A name continually recurs in all these documents -- that of a certain General Kozlovsky, the pretended leader and master of the movement. There was, in fact, at Kronstadt a Tsarist ex-General of the name of Kozlovsky. It was Trotsky, the great restorer of ex-generals of the Tsar as military specialists, who put him there as an artillery expert. While this person was in the employ of the Bolsheviks, they closed their eyes to his past. But when Kronstadt revolted, they took advantage of the presence of their "specialist" to create a scapegoat.

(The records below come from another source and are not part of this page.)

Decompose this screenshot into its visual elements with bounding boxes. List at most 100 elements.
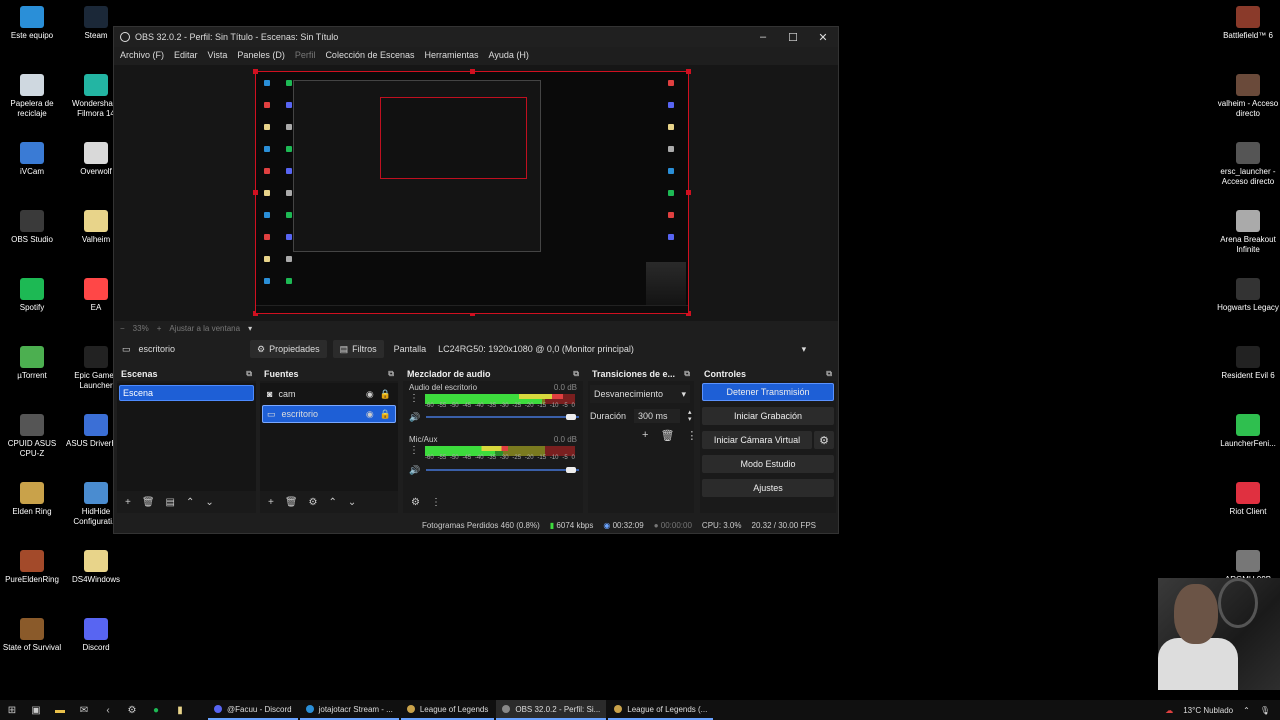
fit-window-label[interactable]: Ajustar a la ventana bbox=[169, 324, 240, 333]
taskbar-task[interactable]: @Facuu - Discord bbox=[208, 700, 298, 720]
chevron-up-icon[interactable]: ⌃ bbox=[1243, 706, 1250, 715]
weather[interactable]: 13°C Nublado bbox=[1183, 706, 1233, 715]
more-options-icon[interactable]: ⋮ bbox=[409, 393, 419, 404]
eye-icon[interactable]: ◉ bbox=[366, 389, 374, 400]
volume-knob[interactable] bbox=[565, 467, 576, 473]
desktop-icon[interactable]: Arena Breakout Infinite bbox=[1216, 210, 1280, 255]
close-icon[interactable]: ✕ bbox=[808, 31, 838, 44]
eye-icon[interactable]: ◉ bbox=[366, 409, 374, 420]
taskbar-task[interactable]: OBS 32.0.2 - Perfil: Si... bbox=[496, 700, 607, 720]
taskbar-task[interactable]: League of Legends bbox=[400, 700, 495, 720]
list-item[interactable]: Escena bbox=[119, 385, 254, 401]
start-recording-button[interactable]: Iniciar Grabación bbox=[702, 407, 834, 425]
chevron-down-icon[interactable]: ⌄ bbox=[348, 497, 356, 508]
desktop-icon[interactable]: Riot Client bbox=[1216, 482, 1280, 517]
undock-icon[interactable]: ⧉ bbox=[573, 369, 579, 379]
valheim-icon[interactable]: ▮ bbox=[168, 705, 192, 716]
gear-icon[interactable]: ⚙ bbox=[309, 497, 318, 508]
transition-select[interactable]: Desvanecimiento ▾ bbox=[590, 385, 690, 403]
chevron-down-icon[interactable]: ▾ bbox=[248, 324, 252, 333]
trash-icon[interactable]: 🗑 bbox=[660, 429, 674, 442]
desktop-icon[interactable]: Discord bbox=[64, 618, 128, 653]
more-options-icon[interactable]: ⋮ bbox=[431, 497, 441, 508]
volume-slider[interactable] bbox=[426, 467, 579, 473]
folder-icon[interactable]: ▬ bbox=[48, 705, 72, 716]
monitor-select[interactable]: LC24RG50: 1920x1080 @ 0,0 (Monitor princ… bbox=[432, 340, 812, 358]
speaker-icon[interactable]: 🔊 bbox=[409, 412, 420, 423]
chevron-up-icon[interactable]: ⌃ bbox=[329, 497, 337, 508]
undock-icon[interactable]: ⧉ bbox=[684, 369, 690, 379]
stop-stream-button[interactable]: Detener Transmisión bbox=[702, 383, 834, 401]
undock-icon[interactable]: ⧉ bbox=[246, 369, 252, 379]
list-item[interactable]: ▭ escritorio ◉ 🔒 bbox=[262, 405, 396, 423]
desktop-icon[interactable]: Hogwarts Legacy bbox=[1216, 278, 1280, 313]
desktop-icon[interactable]: Spotify bbox=[0, 278, 64, 313]
list-item[interactable]: ◙ cam ◉ 🔒 bbox=[262, 385, 396, 403]
menu-editar[interactable]: Editar bbox=[174, 50, 198, 60]
zoom-out-icon[interactable]: − bbox=[120, 324, 125, 333]
add-icon[interactable]: + bbox=[642, 429, 648, 442]
desktop-icon[interactable]: iVCam bbox=[0, 142, 64, 177]
desktop-icon[interactable]: Papelera de reciclaje bbox=[0, 74, 64, 119]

In fact, Kozlovsky did not play any part in the events at Kronstadt, nor did his "aides," who were mentioned by the Bolsheviks-Borkser, Kostromitinoff and Chirmanovsky, one of whom was a simple draughtsman. But the Bolsheviks exploited their names skilfully to denounce the sailors as enemies of the Republic and present their movement as counterrevolutionary. Communist agitators were sent into the mills and factories of Petrograd and Moscow to call upon them to take a stand against Kronstadt, "that nest of the White conspiracy, directed by General Kozlovsky," and "to associate themselves with the support and defense of the Workers' and Peasants' Government against the White guard rebellion at Kronstadt."